My world changed in 1992 when I enrolled at DePaul University. Slowly, I began to see what he meant. People would make comments, off-color jokes, and absurd assumptions. Hurtful stereotypes that I thought were long dead were presented to me in no uncertain terms as alive and well. One night, I returned to my dorm room and a swastika was urinated in the carpet outside of my door. Someone on my floor called it a joke and told me to laugh. After a school administrator told me to not make a big deal of it, my bubble was officially burst. For a bunch of elementary school students in Lake Zurich, their bubble just the other day was burst when someone vandalized their school with a swastika. 

Anti-Semitism isn’t a new or partisan issue. It didn’t start in this White House or with “inclusive” groups denying us entry into parades because of Israel. It’s been around forever and will linger as long as we continue to abide by it. 

What scares me is as we lose more survivors of the Holocaust, more people deny it happened. Some quick data points, according to a 2018 study conducted by Shoen Consulting, 45% of Americans could not name a single concentration camp. 41% of respondents, and 66% of Millenials, had no idea what Auschwitz was. A third of Americans thought that less than two million Jews were murdered during the Holocaust, when the actual estimates are closer to six million. The Anti-Defamation League put out a report last year that showed a 150% increase in anti-Semitic attacks when comparing the years 2013 and 2018.

How do we combat this? How do we stand up to the hate? It starts with education. We must show the world that this hateful narrative throughout our history has led to countless attempts to destroy us. We need to educate our neighbors about this atrocity, lest we be doomed to repeat the horrors of the past. Too often, particularly with the younger generation, we’re seeing these tropes played out again and again in the form of misguided attempts at comedy.

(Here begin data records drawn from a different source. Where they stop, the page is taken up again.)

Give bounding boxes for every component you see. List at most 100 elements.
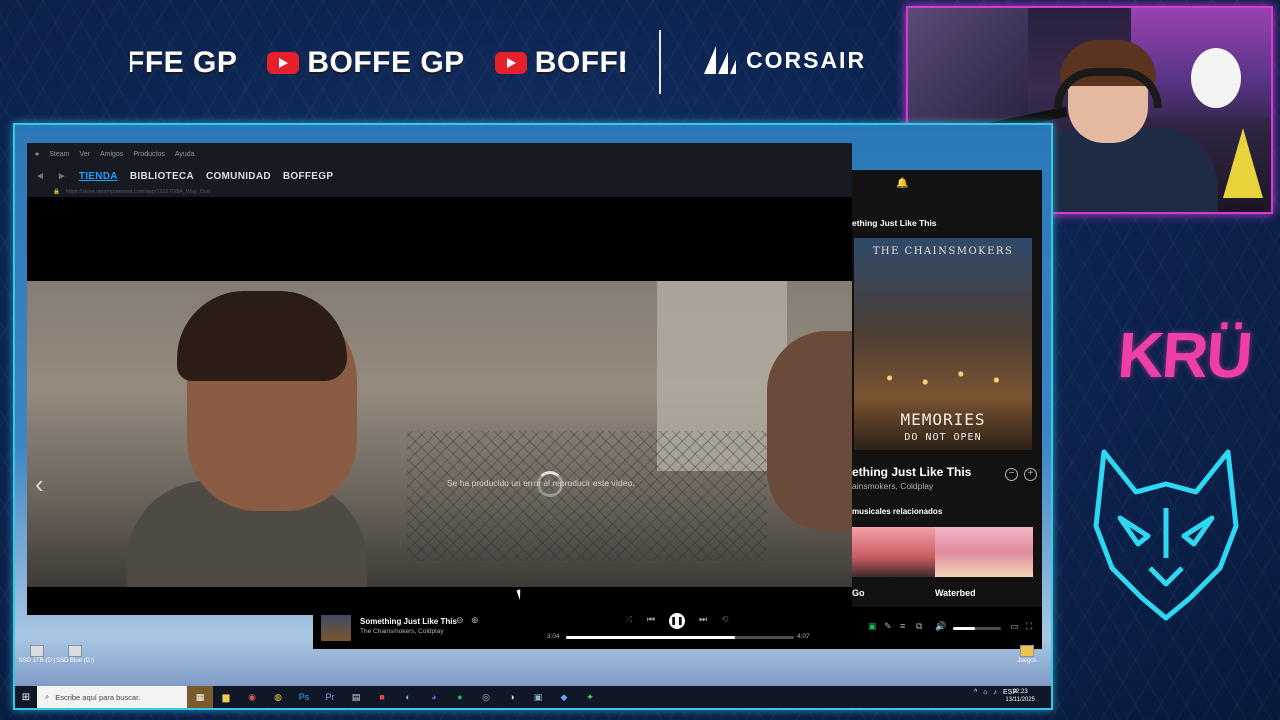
now-playing-view-icon[interactable]: ▣ bbox=[868, 621, 877, 632]
menu-productos[interactable]: Productos bbox=[133, 151, 165, 158]
corsair-logo: CORSAIR bbox=[702, 44, 866, 76]
desktop-drive-icon[interactable]: SSD Blue (G:) bbox=[55, 645, 95, 664]
ghostface-mask bbox=[1191, 48, 1241, 108]
chevron-up-icon[interactable]: ^ bbox=[974, 689, 977, 696]
volume-fill bbox=[953, 627, 975, 630]
tab-comunidad[interactable]: COMUNIDAD bbox=[206, 171, 271, 182]
elapsed-time: 3:04 bbox=[547, 633, 560, 640]
photoshop-icon[interactable]: Ps bbox=[291, 686, 317, 708]
previous-arrow-icon[interactable]: ‹ bbox=[35, 469, 44, 500]
steam-url-bar: 🔒 https://store.steampowered.com/app/122… bbox=[27, 187, 852, 197]
tab-tienda[interactable]: TIENDA bbox=[79, 171, 118, 182]
spotify-now-playing-panel: 🔔 ething Just Like This THE CHAINSMOKERS… bbox=[852, 170, 1042, 615]
ticker-item: BOFFE GP bbox=[130, 46, 237, 80]
devices-icon[interactable]: ⧉ bbox=[916, 621, 922, 632]
progress-bar[interactable] bbox=[566, 636, 794, 639]
steam-logo-icon: ● bbox=[35, 150, 40, 158]
drive-icon bbox=[30, 645, 44, 657]
menu-amigos[interactable]: Amigos bbox=[100, 151, 123, 158]
folder-icon bbox=[1020, 645, 1034, 657]
add-icon[interactable]: ⊕ bbox=[471, 615, 479, 626]
pause-button[interactable]: ❚❚ bbox=[669, 613, 685, 629]
remove-icon[interactable]: ⊖ bbox=[456, 615, 464, 626]
youtube-icon bbox=[267, 52, 300, 74]
add-icon[interactable]: + bbox=[1024, 468, 1037, 481]
related-label[interactable]: Waterbed bbox=[935, 588, 976, 598]
volume-icon[interactable]: 🔊 bbox=[935, 621, 946, 632]
speaker-icon[interactable]: ♪ bbox=[993, 689, 997, 696]
back-arrow-icon[interactable]: ◄ bbox=[35, 171, 45, 182]
album-cover: THE CHAINSMOKERS MEMORIES DO NOT OPEN bbox=[854, 238, 1032, 450]
menu-ver[interactable]: Ver bbox=[79, 151, 90, 158]
app-icon[interactable]: ◎ bbox=[473, 686, 499, 708]
premiere-icon[interactable]: Pr bbox=[317, 686, 343, 708]
desktop-drive-icon[interactable]: SSD 1TB (D:) bbox=[17, 645, 57, 664]
youtube-ticker: BOFFE GP BOFFE GP BOFFE F bbox=[130, 40, 625, 84]
miniplayer-icon[interactable]: ▭ bbox=[1010, 621, 1019, 632]
song-artists[interactable]: ainsmokers, Coldplay bbox=[852, 481, 933, 491]
taskbar-search[interactable]: ⌕ Escribe aquí para buscar. bbox=[37, 686, 187, 708]
fairy-lights bbox=[854, 358, 1032, 398]
total-time: 4:07 bbox=[797, 633, 810, 640]
steam-nav: ◄ ► TIENDA BIBLIOTECA COMUNIDAD BOFFEGP bbox=[27, 165, 852, 187]
windows-start-icon[interactable]: ⊞ bbox=[15, 686, 37, 708]
steam-window: ● Steam Ver Amigos Productos Ayuda ◄ ► T… bbox=[27, 143, 852, 615]
screen-capture: ● Steam Ver Amigos Productos Ayuda ◄ ► T… bbox=[13, 123, 1053, 710]
search-placeholder: Escribe aquí para buscar. bbox=[55, 692, 141, 702]
progress-fill bbox=[566, 636, 735, 639]
trailer-video[interactable]: Se ha producido un error al reproducir e… bbox=[27, 281, 852, 587]
bell-icon[interactable]: 🔔 bbox=[896, 178, 908, 189]
lock-icon: 🔒 bbox=[53, 189, 60, 195]
epic-games-icon[interactable]: ▤ bbox=[343, 686, 369, 708]
app-icon[interactable]: ◆ bbox=[551, 686, 577, 708]
remove-icon[interactable]: − bbox=[1005, 468, 1018, 481]
taskbar-clock[interactable]: 02:23 13/11/2025 bbox=[1005, 688, 1035, 704]
volume-slider[interactable] bbox=[953, 627, 1001, 630]
youtube-icon bbox=[494, 52, 527, 74]
network-icon[interactable]: ⌂ bbox=[983, 689, 987, 696]
corsair-sails-icon bbox=[704, 46, 736, 74]
ticker-item: BOFFE F bbox=[494, 46, 625, 80]
kru-logo: KRÜ bbox=[1115, 319, 1254, 391]
app-icon[interactable]: ◉ bbox=[239, 686, 265, 708]
lyrics-icon[interactable]: ✎ bbox=[884, 621, 892, 632]
file-explorer-icon[interactable]: ▆ bbox=[213, 686, 239, 708]
shuffle-icon[interactable]: ⤨ bbox=[625, 614, 632, 625]
app-icon[interactable]: ✦ bbox=[577, 686, 603, 708]
fence bbox=[407, 431, 767, 561]
repeat-icon[interactable]: ⟲ bbox=[721, 614, 729, 625]
app-icon[interactable]: ▣ bbox=[525, 686, 551, 708]
player-album-art[interactable] bbox=[321, 615, 351, 641]
menu-ayuda[interactable]: Ayuda bbox=[175, 151, 195, 158]
tab-profile[interactable]: BOFFEGP bbox=[283, 171, 333, 182]
video-error-message: Se ha producido un error al reproducir e… bbox=[447, 478, 635, 488]
spotify-icon[interactable]: ● bbox=[447, 686, 473, 708]
song-title[interactable]: ething Just Like This bbox=[852, 465, 971, 479]
steam-menu-bar: ● Steam Ver Amigos Productos Ayuda bbox=[27, 143, 852, 165]
player-artists[interactable]: The Chainsmokers, Coldplay bbox=[360, 628, 443, 635]
previous-track-icon[interactable]: ⏮ bbox=[647, 614, 655, 625]
queue-icon[interactable]: ≡ bbox=[900, 621, 905, 631]
player-song[interactable]: Something Just Like This bbox=[360, 617, 457, 626]
obs-icon[interactable]: ◑ bbox=[499, 686, 525, 708]
related-label[interactable]: Go bbox=[852, 588, 865, 598]
fullscreen-icon[interactable]: ⛶ bbox=[1026, 621, 1032, 632]
windows-taskbar: ⊞ ⌕ Escribe aquí para buscar. ▦ ▆ ◉ ◍ Ps… bbox=[15, 686, 1051, 708]
menu-steam[interactable]: Steam bbox=[49, 151, 69, 158]
forward-arrow-icon[interactable]: ► bbox=[57, 171, 67, 182]
app-icon[interactable]: ■ bbox=[369, 686, 395, 708]
spotify-player-bar: Something Just Like This The Chainsmoker… bbox=[313, 607, 1042, 649]
banner-divider bbox=[659, 30, 661, 94]
tab-biblioteca[interactable]: BIBLIOTECA bbox=[130, 171, 194, 182]
wolf-logo-icon bbox=[1093, 449, 1239, 621]
caution-sign bbox=[1223, 128, 1263, 198]
chrome-icon[interactable]: ◍ bbox=[265, 686, 291, 708]
next-track-icon[interactable]: ⏭ bbox=[699, 614, 707, 625]
desktop-games-icon[interactable]: Juegos bbox=[1007, 645, 1047, 664]
ticker-item: BOFFE GP bbox=[267, 46, 464, 80]
steam-icon[interactable]: ◐ bbox=[395, 686, 421, 708]
discord-icon[interactable]: ◕ bbox=[421, 686, 447, 708]
widget-icon[interactable]: ▦ bbox=[187, 686, 213, 708]
related-video-thumb[interactable] bbox=[935, 527, 1033, 577]
search-icon: ⌕ bbox=[45, 692, 50, 701]
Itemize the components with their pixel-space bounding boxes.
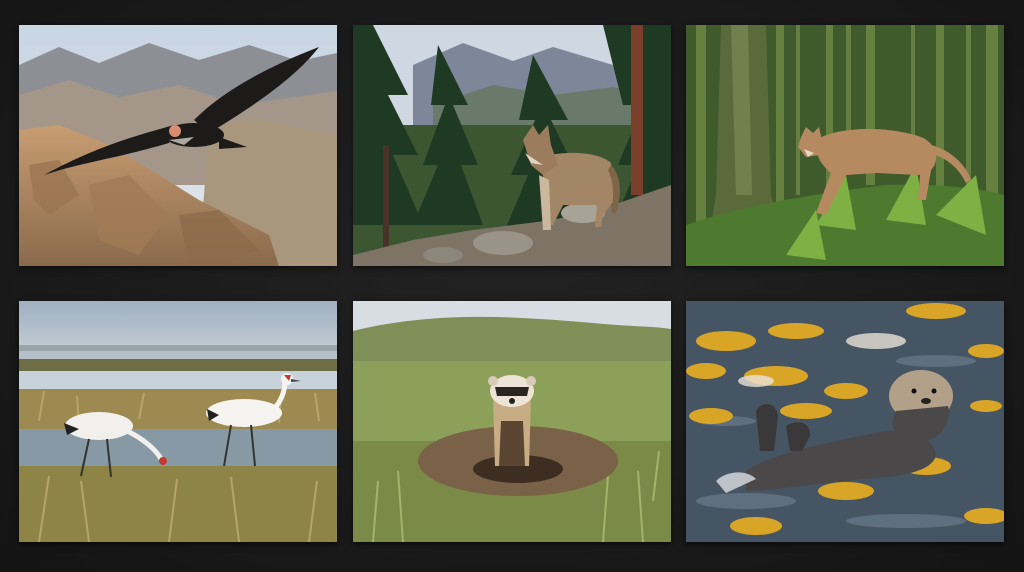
wolf-scene: [353, 25, 671, 266]
cougar-scene: [686, 25, 1004, 266]
photo-cranes-marsh: [19, 301, 337, 542]
photo-ferret-grassland: [353, 301, 671, 542]
ferret-scene: [353, 301, 671, 542]
photo-collage: [0, 0, 1024, 572]
otter-scene: [686, 301, 1004, 542]
photo-wolf-forest: [353, 25, 671, 266]
condor-scene: [19, 25, 337, 266]
ferret: [488, 375, 536, 466]
photo-cougar-rainforest: [686, 25, 1004, 266]
photo-condor-canyon: [19, 25, 337, 266]
cranes-scene: [19, 301, 337, 542]
photo-otter-kelp: [686, 301, 1004, 542]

The “innocent” jokes come from a very dangerous place. It seems that white supremacist and anti-Semitic movements are gaining ground around the world, in particular with the Gen Z demographic. Popular online personalities have been thoroughly documented trying to make their comedy more “edgy” by including anti-Semitism in their language. One Youtuber that has 102 million subscribers has gotten in trouble multiple times for attempting to use jokes regarding holocaust denial in his videos. A few years after he rose to fame, the Pepe the Frog memes, which are openly homophobic, sexist, anti-Semitic, etc., spread in his wake. I’m deliberately avoiding naming him, because I would rather not give a platform to his message, but the point I’m trying to highlight here is that what starts as a seemingly innocuous joke can often lead to the normalization of hate. We speak out against this in no uncertain terms, stop indoctrinating the next generation in prejudice, and show the world that we’re not going anywhere.

This upcoming session, I’m introducing legislation to better clarify anti-Semitism. While it won’t stop people from hating us, it’s a start. I promise you that as long as I’m in office, hate will not be tolerated. I’ll call it out wherever and whenever I see it. We owe it to our children to stand up for marginalized communities, and set a positive example for the next generation.